I really enjoyed reading both of these articles this time. Baker does a great job of designing her lessons around her student’s native language and formal/technical language. I really felt that she truly wanted to incorporate as much of their “home” language into her classroom, to make a connection with her students, and listen to them. From this she developed a deeper understanding of her student’s dialect and turned that knowledge around to help them. This is a good example of a teacher making student centered learning engaging and impactful. Having students describe and discuss their thoughts on their language and other peers “home” language gives students a better understanding of each others background.

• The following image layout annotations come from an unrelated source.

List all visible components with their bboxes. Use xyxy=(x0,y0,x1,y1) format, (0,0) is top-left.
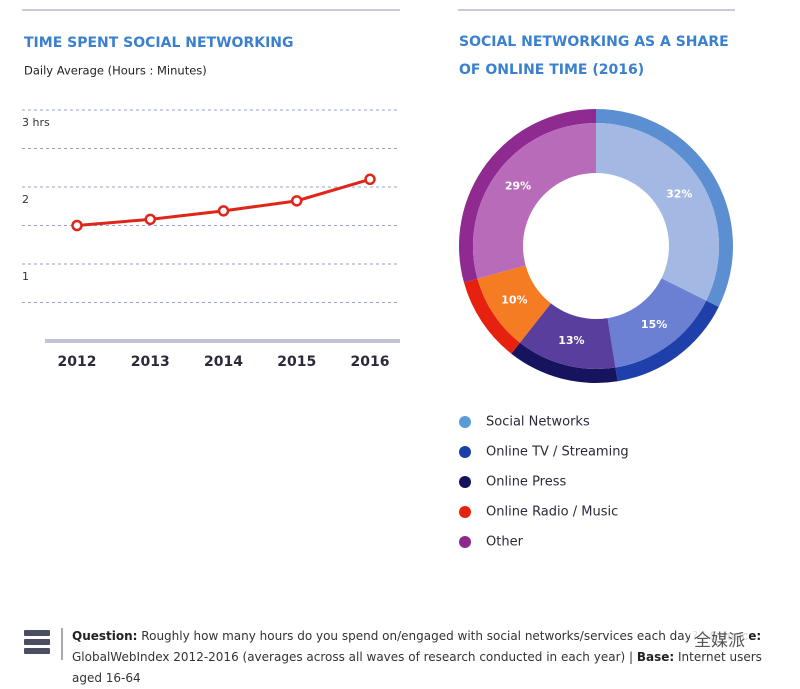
legend-label: Online TV / Streaming xyxy=(486,445,629,460)
donut-segment xyxy=(477,265,551,343)
data-label: 13% xyxy=(558,334,584,347)
legend-label: Social Networks xyxy=(486,415,590,430)
donut-segment xyxy=(607,278,707,368)
page: TIME SPENT SOCIAL NETWORKING Daily Avera… xyxy=(22,9,762,685)
legend-label: Online Press xyxy=(486,475,567,490)
point xyxy=(364,173,376,186)
data-label: 15% xyxy=(641,318,667,331)
data-label: 32% xyxy=(666,187,692,200)
legend-label: Online Radio / Music xyxy=(486,505,618,520)
chart-title: SOCIAL NETWORKING AS A SHARE OF ONLINE TI… xyxy=(459,34,729,78)
ring-segment xyxy=(463,278,520,354)
legend-swatch xyxy=(459,476,471,488)
text: Roughly how many hours do you spend on/e… xyxy=(141,629,699,643)
ring-segment xyxy=(615,300,719,382)
x-tick-label: 2012 xyxy=(58,354,97,370)
ring-segment xyxy=(596,109,733,307)
point xyxy=(291,195,303,207)
donut-segment xyxy=(596,123,719,301)
x-tick-label: 2013 xyxy=(131,354,170,370)
label: Question: xyxy=(72,629,138,643)
donut-segment xyxy=(519,303,616,369)
legend-label: Other xyxy=(486,535,524,550)
data-label: 29% xyxy=(505,180,531,193)
point xyxy=(217,205,230,217)
watermark: 全媒派 xyxy=(690,626,749,651)
footer-icon xyxy=(24,630,50,654)
x-tick-label: 2014 xyxy=(204,354,243,370)
legend-swatch xyxy=(459,536,471,548)
legend-swatch xyxy=(459,506,471,518)
legend-swatch xyxy=(459,416,471,428)
footer: Question: Roughly how many hours do you … xyxy=(72,629,762,685)
ring-segment xyxy=(458,109,596,283)
chart-subtitle: Daily Average (Hours : Minutes) xyxy=(24,64,207,78)
label: Base: xyxy=(636,650,675,664)
chart: TIME SPENT SOCIAL NETWORKING Daily Avera… xyxy=(22,9,735,660)
legend-swatch xyxy=(459,446,471,458)
line xyxy=(76,177,371,227)
point xyxy=(144,213,156,226)
donut-segment xyxy=(473,123,596,279)
chart-title: TIME SPENT SOCIAL NETWORKING xyxy=(24,35,294,51)
x-tick-label: 2016 xyxy=(351,354,390,370)
y-tick-label: 3 hrs xyxy=(22,116,50,129)
data-label: 10% xyxy=(501,293,527,306)
ring-segment xyxy=(511,342,618,383)
y-tick-label: 1 xyxy=(22,270,29,283)
point xyxy=(71,219,83,232)
y-tick-label: 2 xyxy=(22,193,29,206)
text: GlobalWebIndex 2012-2016 (averages acros… xyxy=(72,650,626,664)
x-tick-label: 2015 xyxy=(277,354,316,370)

When students are able to discuss their prior experience, build background, make connections to one another, and engage in each others lifestyle, they are more comfortable and able to open up and understand new things. Baker took these concepts and applied them to her students own language. It was very interesting to see how her students were able to come up with their own reasons for why they speak the way they do. Because I do not teach high school students, I would have anticipated their answers to be very broad in answering why they speak the way they do (e.g. answering- because that is how I talk), but the discussions they had sounded very analytical. I could also relate to Dwayne, in the sense, that I am sure if I were to watch home videos of my family I would be able to observe my own families “Northern” dialect and compare it to my dialect I have adapted to in North Carolina. After reading this article, I wish I could have been in Baker’s classroom when she was doing this lesson. I am sure I could have learned a lot more about student’s native language and could use that to help my students in my classroom.

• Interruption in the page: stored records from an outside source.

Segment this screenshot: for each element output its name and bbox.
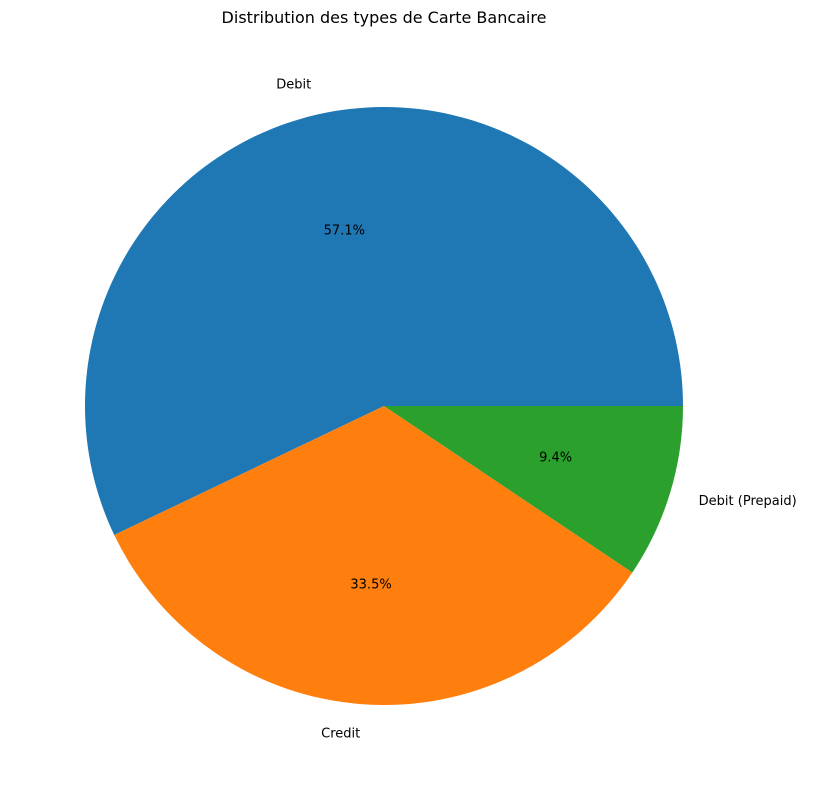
pct-label-credit: 33.5% [350,577,391,592]
pie-slice-debit-prepaid [384,406,683,573]
slices-layer [85,107,683,705]
pct-label-debit: 57.1% [324,224,365,239]
slice-label-debit-prepaid: Debit (Prepaid) [699,494,797,509]
slice-label-credit: Credit [321,727,360,742]
slice-label-debit: Debit [276,78,311,93]
pie-slice-debit [85,107,683,536]
pct-label-debit-prepaid: 9.4% [539,451,572,466]
labels-layer: 57.1% Debit 33.5% Credit 9.4% Debit (Prepaid) [276,78,796,742]
chart-title: Distribution des types de Carte Bancaire [222,8,547,27]
pie-slice-credit [114,406,633,705]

In Ladson-Billings article, I once again feel like our education has changed so much over the course of 7 years (give or take some years) from when it was written. Reading that Shannon, the little African American girl that didn’t want to write “nuttin’”, was just allowed to get away with not writing was shocking. Being a first grade teacher, I would never let a child use that as an excuse. Then, I tried thinking about why the teacher would have let her get away with that and I do not know the reasoning behind it, but I also do not know what whole group literacy entailed at the time. Maybe she was hoping the child was not developmentally ready, or didn’t want to push her into writing and make her dislike it. Unfortunately, I snap back to my common sense and think that the teacher was setting her up to fail because she had to know at some point that the child was just using it as an excuse and it was not that she couldn’t do it.

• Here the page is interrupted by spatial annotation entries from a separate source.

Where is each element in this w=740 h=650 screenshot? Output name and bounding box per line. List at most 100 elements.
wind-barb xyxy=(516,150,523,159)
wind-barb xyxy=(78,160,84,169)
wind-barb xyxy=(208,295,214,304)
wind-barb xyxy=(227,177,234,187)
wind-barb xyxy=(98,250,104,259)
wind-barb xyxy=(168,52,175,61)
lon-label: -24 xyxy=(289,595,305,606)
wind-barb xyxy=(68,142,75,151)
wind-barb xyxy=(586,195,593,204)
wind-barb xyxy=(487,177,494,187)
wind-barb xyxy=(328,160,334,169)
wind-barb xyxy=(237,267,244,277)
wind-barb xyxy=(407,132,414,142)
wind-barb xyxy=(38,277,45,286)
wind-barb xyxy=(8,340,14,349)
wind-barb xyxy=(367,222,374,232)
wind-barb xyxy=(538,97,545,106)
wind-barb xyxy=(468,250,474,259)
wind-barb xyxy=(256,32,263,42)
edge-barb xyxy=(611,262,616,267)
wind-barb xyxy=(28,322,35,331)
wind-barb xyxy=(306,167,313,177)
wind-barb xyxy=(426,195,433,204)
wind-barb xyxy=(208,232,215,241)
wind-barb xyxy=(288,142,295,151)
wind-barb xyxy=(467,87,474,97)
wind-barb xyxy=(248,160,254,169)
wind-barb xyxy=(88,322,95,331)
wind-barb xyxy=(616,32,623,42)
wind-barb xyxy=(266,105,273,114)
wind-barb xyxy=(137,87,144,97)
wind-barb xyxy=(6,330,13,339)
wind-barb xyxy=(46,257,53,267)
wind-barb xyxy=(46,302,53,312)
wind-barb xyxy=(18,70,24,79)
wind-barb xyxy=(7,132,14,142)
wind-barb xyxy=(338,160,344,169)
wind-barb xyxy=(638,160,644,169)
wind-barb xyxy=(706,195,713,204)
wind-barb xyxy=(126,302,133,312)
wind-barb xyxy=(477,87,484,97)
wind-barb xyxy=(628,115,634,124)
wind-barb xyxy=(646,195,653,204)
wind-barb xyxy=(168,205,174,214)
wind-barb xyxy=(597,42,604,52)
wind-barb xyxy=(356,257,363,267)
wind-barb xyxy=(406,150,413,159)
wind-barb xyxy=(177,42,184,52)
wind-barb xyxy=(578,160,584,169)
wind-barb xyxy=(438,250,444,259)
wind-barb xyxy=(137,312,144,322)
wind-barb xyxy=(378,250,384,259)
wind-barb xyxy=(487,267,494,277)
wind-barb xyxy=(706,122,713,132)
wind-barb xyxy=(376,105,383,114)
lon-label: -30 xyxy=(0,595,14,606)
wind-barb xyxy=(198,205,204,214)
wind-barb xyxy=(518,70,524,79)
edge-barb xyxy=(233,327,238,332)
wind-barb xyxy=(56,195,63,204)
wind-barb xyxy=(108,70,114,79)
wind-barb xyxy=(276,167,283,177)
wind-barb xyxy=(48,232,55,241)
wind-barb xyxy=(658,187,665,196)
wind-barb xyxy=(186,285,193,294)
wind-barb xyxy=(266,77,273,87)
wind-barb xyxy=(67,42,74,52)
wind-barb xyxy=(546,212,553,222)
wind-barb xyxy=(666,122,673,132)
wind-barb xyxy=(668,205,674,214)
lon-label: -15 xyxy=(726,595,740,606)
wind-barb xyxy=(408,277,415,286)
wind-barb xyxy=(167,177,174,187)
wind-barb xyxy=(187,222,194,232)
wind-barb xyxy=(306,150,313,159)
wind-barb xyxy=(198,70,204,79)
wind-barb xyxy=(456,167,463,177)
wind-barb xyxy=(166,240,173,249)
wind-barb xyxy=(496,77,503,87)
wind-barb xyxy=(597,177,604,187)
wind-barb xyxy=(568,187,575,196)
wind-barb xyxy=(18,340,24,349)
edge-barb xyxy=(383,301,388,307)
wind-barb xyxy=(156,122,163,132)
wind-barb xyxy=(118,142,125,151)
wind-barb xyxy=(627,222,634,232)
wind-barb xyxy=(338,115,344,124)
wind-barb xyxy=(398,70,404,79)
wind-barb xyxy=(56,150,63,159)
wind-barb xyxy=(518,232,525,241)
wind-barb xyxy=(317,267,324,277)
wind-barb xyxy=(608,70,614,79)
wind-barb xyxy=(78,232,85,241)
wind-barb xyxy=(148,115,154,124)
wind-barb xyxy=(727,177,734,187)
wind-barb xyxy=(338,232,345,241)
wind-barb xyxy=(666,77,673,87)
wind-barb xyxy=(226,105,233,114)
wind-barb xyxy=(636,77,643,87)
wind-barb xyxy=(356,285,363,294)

I also liked how her article addressed the need to find something that students may have an interest in and incorporate it into something that might not be liked; in Carter’s case his students’ hated writing. We can not let our students fail in something, just because they do not like to do it. If you have high expectations for students and do not give up on them, or let them make excuses (do nuttin’), it will be much easier for them to understand success because they will do more often. As a result, they should want to perform better once they know they can (or they will perform because they know they can not get away with failure.) Either way they are learning and growing as individuals. Failure in not an option.
Barbara Terauds
Comments (2)
I am glad to find someone who agrees with what I am thinking on these two articles. After reading your response to the little girl who wasn't writing anything, it made me stop and think that maybe I didn't have the whole picture. Maybe there was some reasoning behind the teacher excusing the child to not do work. However, I still agree with you on the fact that the child should have been writing something! I also agree with you on the fact that failure is not an option. What are some things you do in your own classroom that help promote student success? Have you had situations like this in your own room? How did you deal? Also, back to the first article, do you think there is any way you could incorporate a lesson along the same scheme into your own grade level with success?
Posted by Erica Spicer | June 12, 2009 3:43 PM
Posted on June 12, 2009 15:43
Barbara
I did not initially pick up on the idea of concept-based instruction going on in these classrooms. Thanks for pointing it out. You are right to say that both teachers chose concepts that were relevant to their students and taught them in varied and meaningful ways. As to your comment about Baker’s high school students giving concise and meaningful responses to their language analysis...that’s evidence of lots of previous training and encouragement on Baker’s—and likely other middle and high school teacher’s—parts.
It was apparent to me that Baker consistently demanded a lot of buy-in from her students. Allowing them to showcase their cultural identity created a safe zone, in which they felt comfortable verbalizing their findings and their thoughts. This dialogue would not have been possible in a classroom where trust or high expectations were lacking.
I just did a look-back at your post and made a text-to-text connection :-P. Have you heard of the cookbook for mom’s that teaches adults how to camouflage healthy items in kid-demanded foods? (Spinach in brownies is a travesty in my opinion, but if that’s the only way you can get kids to eat them.) Maybe that’s an applicable example of what was going on in the fourth-grade classroom with music as a basis for writing. Perhaps we have to find inviting packages to hide our content in.